本申请所指设备包括但不限于用户设备、网络设备、或用户设备与网络设备通过网络相集成所构成的设备。所述用户设备包括但不限于任何一种可与用户进行人机交互(例如通过触摸板进行人机交互)的移动电子产品,例如智能手机、平板电脑等,所述移动电子产品可以采用任意操作系统,如android操作系统、iOS操作系统等。其中,所述网络设备包括一种能够按照事先设定或存储的指令,自动进行数值计算和信息处理的电子设备,其硬件包括但不限于微处理器、专用集成电路(ASIC)、可编程逻辑器件(PLD)、现场可编程门阵列(FPGA)、数字信号处理器(DSP)、嵌入式设备等。

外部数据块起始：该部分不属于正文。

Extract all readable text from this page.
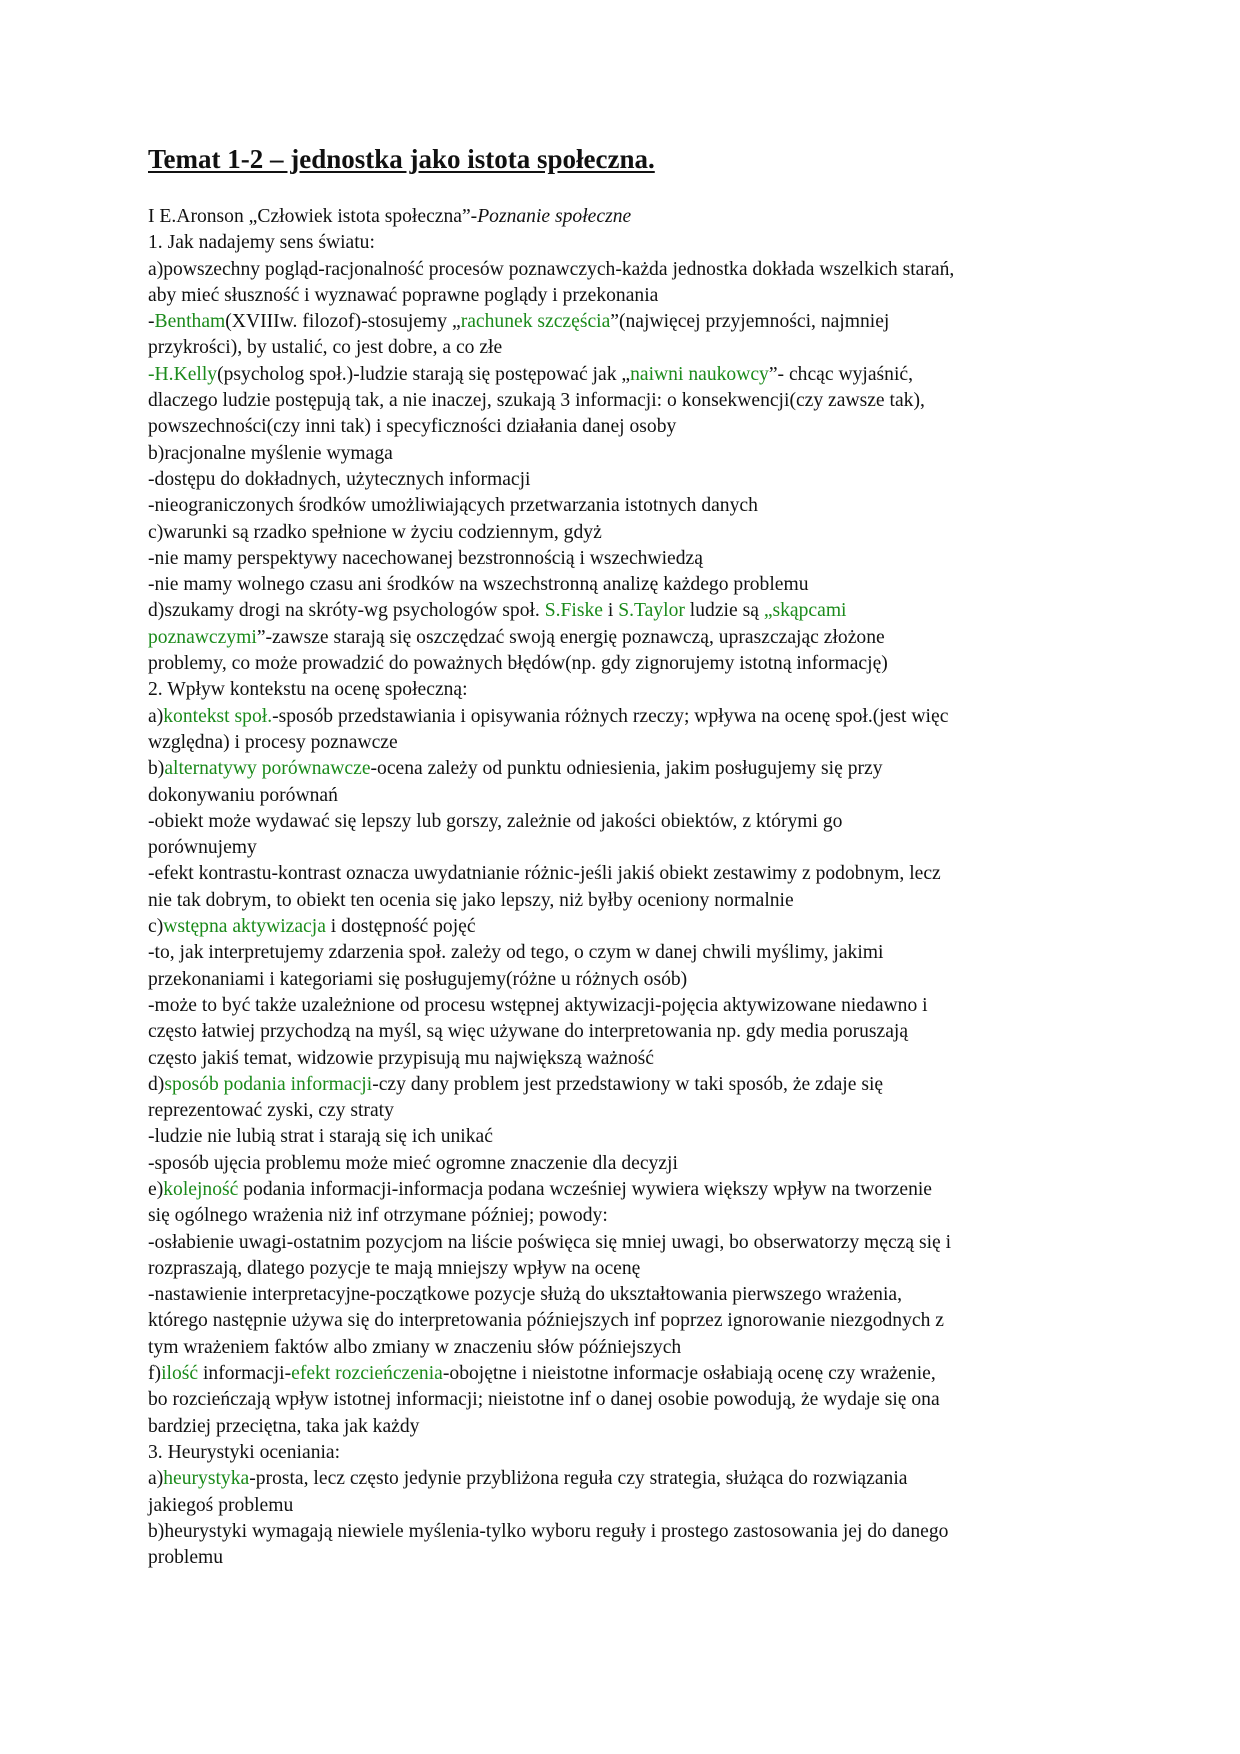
Temat 1-2 – jednostka jako istota społeczna.
I E.Aronson „Człowiek istota społeczna”-Poznanie społeczne
1. Jak nadajemy sens światu:
a)powszechny pogląd-racjonalność procesów poznawczych-każda jednostka dokłada wszelkich starań,
aby mieć słuszność i wyznawać poprawne poglądy i przekonania
-Bentham(XVIIIw. filozof)-stosujemy „rachunek szczęścia”(najwięcej przyjemności, najmniej
przykrości), by ustalić, co jest dobre, a co złe
-H.Kelly(psycholog społ.)-ludzie starają się postępować jak „naiwni naukowcy”- chcąc wyjaśnić,
dlaczego ludzie postępują tak, a nie inaczej, szukają 3 informacji: o konsekwencji(czy zawsze tak),
powszechności(czy inni tak) i specyficzności działania danej osoby
b)racjonalne myślenie wymaga
-dostępu do dokładnych, użytecznych informacji
-nieograniczonych środków umożliwiających przetwarzania istotnych danych
c)warunki są rzadko spełnione w życiu codziennym, gdyż
-nie mamy perspektywy nacechowanej bezstronnością i wszechwiedzą
-nie mamy wolnego czasu ani środków na wszechstronną analizę każdego problemu
d)szukamy drogi na skróty-wg psychologów społ. S.Fiske i S.Taylor ludzie są „skąpcami
poznawczymi”-zawsze starają się oszczędzać swoją energię poznawczą, upraszczając złożone
problemy, co może prowadzić do poważnych błędów(np. gdy zignorujemy istotną informację)
2. Wpływ kontekstu na ocenę społeczną:
a)kontekst społ.-sposób przedstawiania i opisywania różnych rzeczy; wpływa na ocenę społ.(jest więc
względna) i procesy poznawcze
b)alternatywy porównawcze-ocena zależy od punktu odniesienia, jakim posługujemy się przy
dokonywaniu porównań
-obiekt może wydawać się lepszy lub gorszy, zależnie od jakości obiektów, z którymi go
porównujemy
-efekt kontrastu-kontrast oznacza uwydatnianie różnic-jeśli jakiś obiekt zestawimy z podobnym, lecz
nie tak dobrym, to obiekt ten ocenia się jako lepszy, niż byłby oceniony normalnie
c)wstępna aktywizacja i dostępność pojęć
-to, jak interpretujemy zdarzenia społ. zależy od tego, o czym w danej chwili myślimy, jakimi
przekonaniami i kategoriami się posługujemy(różne u różnych osób)
-może to być także uzależnione od procesu wstępnej aktywizacji-pojęcia aktywizowane niedawno i
często łatwiej przychodzą na myśl, są więc używane do interpretowania np. gdy media poruszają
często jakiś temat, widzowie przypisują mu największą ważność
d)sposób podania informacji-czy dany problem jest przedstawiony w taki sposób, że zdaje się
reprezentować zyski, czy straty
-ludzie nie lubią strat i starają się ich unikać
-sposób ujęcia problemu może mieć ogromne znaczenie dla decyzji
e)kolejność podania informacji-informacja podana wcześniej wywiera większy wpływ na tworzenie
się ogólnego wrażenia niż inf otrzymane później; powody:
-osłabienie uwagi-ostatnim pozycjom na liście poświęca się mniej uwagi, bo obserwatorzy męczą się i
rozpraszają, dlatego pozycje te mają mniejszy wpływ na ocenę
-nastawienie interpretacyjne-początkowe pozycje służą do ukształtowania pierwszego wrażenia,
którego następnie używa się do interpretowania późniejszych inf poprzez ignorowanie niezgodnych z
tym wrażeniem faktów albo zmiany w znaczeniu słów późniejszych
f)ilość informacji-efekt rozcieńczenia-obojętne i nieistotne informacje osłabiają ocenę czy wrażenie,
bo rozcieńczają wpływ istotnej informacji; nieistotne inf o danej osobie powodują, że wydaje się ona
bardziej przeciętna, taka jak każdy
3. Heurystyki oceniania:
a)heurystyka-prosta, lecz często jedynie przybliżona reguła czy strategia, służąca do rozwiązania
jakiegoś problemu
b)heurystyki wymagają niewiele myślenia-tylko wyboru reguły i prostego zastosowania jej do danego
problemu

所述网络设备包括但不限于计算机、网络主机、单个网络服务器、多个网络服务器集或多个服务器构成的云;在此,云由基于云计算(Cloud Computing)的大量计算机或网络服务器构成,其中,云计算是分布式计算的一种,由一群松散耦合的计算机集组成的一个虚拟超级计算机。所述网络包括但不限于互联网、广域网、城域网、局域网、VPN网络、无线自组织网络(Ad Hoc网络)等。优选地,所述设备还可以是运行于所述用户设备、网络设备、或用户设备与网络设备、网络设备、触摸终端或网络设备与触摸终端通过网络相集成所构成的设备上的程序。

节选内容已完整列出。